Imaging-based research is becoming increasingly important to research institutions. New imaging technologies are yielding insights into the realms of cancer and disease pathology, and research funding is growing rapidly for imaging projects.
The challenge for research institutions is to be able to manage this rapid growth of research data. Imaging data is exponentially larger than clinical data, and its analysis requires multiple rounds of computationally demanding processing. Moreover, the systems designed to store imaging data that are directly attached to scanners have not kept up with complex demands of imaging research. They can store files, but do little else, and offer no support for integrating imaging data with any associated subject metadata.
This is why XNAT was created.
XNAT is a web-based software platform designed to facilitate common management and productivity tasks for in vivo imaging and associated data. It consists of an image repository to store raw and post-processed images, a database to store metadata and non-imaging measures, and user interface tools for accessing, querying, visualizing, and exploring data.

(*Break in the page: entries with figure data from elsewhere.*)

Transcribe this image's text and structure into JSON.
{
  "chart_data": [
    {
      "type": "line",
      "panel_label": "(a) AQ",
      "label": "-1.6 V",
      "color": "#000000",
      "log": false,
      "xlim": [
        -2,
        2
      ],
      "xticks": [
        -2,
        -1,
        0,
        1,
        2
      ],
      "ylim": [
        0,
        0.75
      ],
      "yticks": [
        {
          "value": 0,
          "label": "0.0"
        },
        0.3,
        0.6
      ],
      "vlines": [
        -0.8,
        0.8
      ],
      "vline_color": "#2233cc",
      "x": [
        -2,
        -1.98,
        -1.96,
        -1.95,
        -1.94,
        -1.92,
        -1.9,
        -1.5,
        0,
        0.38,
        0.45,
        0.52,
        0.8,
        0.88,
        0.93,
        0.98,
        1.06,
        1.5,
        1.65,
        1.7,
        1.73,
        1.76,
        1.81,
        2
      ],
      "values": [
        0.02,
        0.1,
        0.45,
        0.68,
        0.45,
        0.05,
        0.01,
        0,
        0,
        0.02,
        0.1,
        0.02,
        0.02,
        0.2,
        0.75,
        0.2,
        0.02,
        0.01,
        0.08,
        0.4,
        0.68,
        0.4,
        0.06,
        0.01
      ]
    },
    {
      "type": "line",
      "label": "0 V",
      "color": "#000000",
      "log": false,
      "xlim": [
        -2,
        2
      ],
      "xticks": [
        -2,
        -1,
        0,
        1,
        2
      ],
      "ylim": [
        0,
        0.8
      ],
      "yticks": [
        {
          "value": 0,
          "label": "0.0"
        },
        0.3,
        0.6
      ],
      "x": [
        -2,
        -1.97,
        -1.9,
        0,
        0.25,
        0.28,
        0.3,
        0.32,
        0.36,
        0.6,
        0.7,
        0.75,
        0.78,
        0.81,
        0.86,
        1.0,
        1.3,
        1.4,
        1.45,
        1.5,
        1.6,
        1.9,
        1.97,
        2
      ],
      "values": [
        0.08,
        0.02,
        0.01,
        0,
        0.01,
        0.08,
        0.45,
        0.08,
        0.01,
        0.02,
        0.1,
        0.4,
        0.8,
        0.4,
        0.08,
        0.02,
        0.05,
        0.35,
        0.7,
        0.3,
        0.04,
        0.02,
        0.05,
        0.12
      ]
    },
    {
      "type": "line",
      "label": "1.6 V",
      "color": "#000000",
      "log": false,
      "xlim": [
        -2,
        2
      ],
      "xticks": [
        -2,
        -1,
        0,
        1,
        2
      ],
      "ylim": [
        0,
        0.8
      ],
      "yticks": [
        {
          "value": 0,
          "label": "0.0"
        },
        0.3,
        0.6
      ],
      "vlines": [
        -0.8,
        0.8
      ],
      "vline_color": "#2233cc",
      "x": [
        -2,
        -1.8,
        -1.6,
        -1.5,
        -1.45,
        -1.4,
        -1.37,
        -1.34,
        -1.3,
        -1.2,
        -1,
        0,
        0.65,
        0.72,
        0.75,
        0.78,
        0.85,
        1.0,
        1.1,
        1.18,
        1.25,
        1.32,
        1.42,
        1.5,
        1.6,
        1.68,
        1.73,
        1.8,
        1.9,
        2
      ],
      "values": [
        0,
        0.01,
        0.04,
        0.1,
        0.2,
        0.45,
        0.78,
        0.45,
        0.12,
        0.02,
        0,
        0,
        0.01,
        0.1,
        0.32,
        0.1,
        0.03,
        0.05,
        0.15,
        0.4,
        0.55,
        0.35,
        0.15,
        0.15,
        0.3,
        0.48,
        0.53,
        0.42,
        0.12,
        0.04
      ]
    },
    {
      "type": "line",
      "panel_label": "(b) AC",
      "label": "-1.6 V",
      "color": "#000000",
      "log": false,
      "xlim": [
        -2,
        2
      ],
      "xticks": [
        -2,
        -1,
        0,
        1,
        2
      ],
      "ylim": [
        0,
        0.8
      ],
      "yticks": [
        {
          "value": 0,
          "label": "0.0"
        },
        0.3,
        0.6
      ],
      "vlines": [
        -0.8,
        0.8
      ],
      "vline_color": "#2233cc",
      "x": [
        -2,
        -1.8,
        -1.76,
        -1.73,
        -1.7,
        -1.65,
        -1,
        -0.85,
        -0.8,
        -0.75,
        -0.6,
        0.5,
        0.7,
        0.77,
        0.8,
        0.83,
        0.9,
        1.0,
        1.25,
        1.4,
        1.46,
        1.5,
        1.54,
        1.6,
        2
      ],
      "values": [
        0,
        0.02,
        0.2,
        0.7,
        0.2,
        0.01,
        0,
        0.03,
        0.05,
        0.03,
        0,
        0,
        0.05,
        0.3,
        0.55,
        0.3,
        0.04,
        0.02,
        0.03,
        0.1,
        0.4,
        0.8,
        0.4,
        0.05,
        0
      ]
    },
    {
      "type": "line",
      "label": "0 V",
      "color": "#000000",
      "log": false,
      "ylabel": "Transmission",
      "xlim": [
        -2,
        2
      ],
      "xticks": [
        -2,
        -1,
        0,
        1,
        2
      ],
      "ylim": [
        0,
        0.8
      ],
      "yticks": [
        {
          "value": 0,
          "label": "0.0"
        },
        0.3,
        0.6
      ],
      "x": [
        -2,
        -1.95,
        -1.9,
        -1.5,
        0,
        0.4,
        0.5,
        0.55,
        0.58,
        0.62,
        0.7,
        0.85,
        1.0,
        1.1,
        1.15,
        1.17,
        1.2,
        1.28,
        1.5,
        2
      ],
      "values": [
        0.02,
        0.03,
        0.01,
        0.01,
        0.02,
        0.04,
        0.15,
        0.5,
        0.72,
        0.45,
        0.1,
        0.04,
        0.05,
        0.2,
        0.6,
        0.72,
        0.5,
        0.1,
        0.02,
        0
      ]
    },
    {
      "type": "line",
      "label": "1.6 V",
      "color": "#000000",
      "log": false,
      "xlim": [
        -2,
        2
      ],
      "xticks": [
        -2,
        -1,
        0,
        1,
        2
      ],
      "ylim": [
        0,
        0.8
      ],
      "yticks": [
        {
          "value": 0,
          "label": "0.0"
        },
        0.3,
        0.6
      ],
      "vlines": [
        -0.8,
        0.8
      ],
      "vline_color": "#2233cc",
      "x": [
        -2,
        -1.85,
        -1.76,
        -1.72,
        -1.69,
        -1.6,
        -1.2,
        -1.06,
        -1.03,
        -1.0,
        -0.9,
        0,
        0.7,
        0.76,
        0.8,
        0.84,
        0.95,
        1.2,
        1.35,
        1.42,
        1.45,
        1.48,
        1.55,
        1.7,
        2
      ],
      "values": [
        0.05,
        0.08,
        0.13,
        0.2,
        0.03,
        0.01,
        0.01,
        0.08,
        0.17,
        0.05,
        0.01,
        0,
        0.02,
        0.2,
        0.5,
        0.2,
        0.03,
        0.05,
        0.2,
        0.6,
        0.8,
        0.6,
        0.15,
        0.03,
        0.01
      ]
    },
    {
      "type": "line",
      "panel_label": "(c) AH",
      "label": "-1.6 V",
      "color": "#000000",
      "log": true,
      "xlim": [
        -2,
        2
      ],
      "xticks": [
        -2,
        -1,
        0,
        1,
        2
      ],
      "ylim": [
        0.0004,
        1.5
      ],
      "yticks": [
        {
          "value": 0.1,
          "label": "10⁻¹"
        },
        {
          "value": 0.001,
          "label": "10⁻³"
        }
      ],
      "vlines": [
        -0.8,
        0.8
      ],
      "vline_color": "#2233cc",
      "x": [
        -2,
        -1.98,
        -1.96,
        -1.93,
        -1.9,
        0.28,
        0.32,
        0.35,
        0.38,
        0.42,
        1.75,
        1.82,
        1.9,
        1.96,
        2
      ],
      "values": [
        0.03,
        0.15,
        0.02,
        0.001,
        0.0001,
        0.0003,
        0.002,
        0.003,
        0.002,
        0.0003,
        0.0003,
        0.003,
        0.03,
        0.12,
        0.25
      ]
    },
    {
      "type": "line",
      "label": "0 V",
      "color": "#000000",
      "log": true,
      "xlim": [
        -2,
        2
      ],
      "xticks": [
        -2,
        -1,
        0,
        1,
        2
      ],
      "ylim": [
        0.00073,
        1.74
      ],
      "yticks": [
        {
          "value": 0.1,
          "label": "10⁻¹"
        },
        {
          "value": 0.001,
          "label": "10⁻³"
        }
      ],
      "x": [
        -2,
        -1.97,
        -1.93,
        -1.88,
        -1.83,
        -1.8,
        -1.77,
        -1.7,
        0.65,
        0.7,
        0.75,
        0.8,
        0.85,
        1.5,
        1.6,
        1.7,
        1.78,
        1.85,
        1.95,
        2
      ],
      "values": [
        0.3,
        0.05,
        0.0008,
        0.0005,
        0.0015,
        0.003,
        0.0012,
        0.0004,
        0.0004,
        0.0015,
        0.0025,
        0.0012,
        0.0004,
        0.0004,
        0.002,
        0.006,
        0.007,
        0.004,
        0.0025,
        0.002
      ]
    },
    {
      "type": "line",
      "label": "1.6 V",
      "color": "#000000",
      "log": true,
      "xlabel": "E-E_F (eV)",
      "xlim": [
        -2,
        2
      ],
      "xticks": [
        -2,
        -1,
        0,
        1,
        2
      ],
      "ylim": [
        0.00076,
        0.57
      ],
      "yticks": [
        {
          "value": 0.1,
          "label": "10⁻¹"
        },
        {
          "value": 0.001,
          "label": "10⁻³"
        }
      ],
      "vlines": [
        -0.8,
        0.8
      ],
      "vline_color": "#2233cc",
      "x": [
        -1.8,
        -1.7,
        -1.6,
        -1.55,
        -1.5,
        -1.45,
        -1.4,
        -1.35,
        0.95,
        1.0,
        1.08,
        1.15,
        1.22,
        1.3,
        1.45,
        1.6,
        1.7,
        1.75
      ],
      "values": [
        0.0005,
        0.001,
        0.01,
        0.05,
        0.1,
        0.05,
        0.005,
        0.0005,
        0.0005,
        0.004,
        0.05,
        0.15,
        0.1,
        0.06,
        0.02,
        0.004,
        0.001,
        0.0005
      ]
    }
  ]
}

XNAT supports all common imaging methods (e.g. MRI, CT, PET), and its data model can be extended to capture virtually any related metadata (e.g. demographics, genetics). XNAT includes a DICOM workflow to enable exams to be sent directly from scanners, PACS, and other DICOM devices. XNAT's web application provides a number of quality control and productivity features, including data entry forms, searching, reports of experimental data, upload/download tools, access to standard laboratory processing pipelines, and an online image viewer.
The largest current installation of XNAT is the CNDA at Washington University, which currently supports more than 800 individual research projects, consisting of more than 16,000 subjects and 20,000 imaging sessions. The CNDA has more than 200 active users, and imports data from more than a dozen research centers around the world.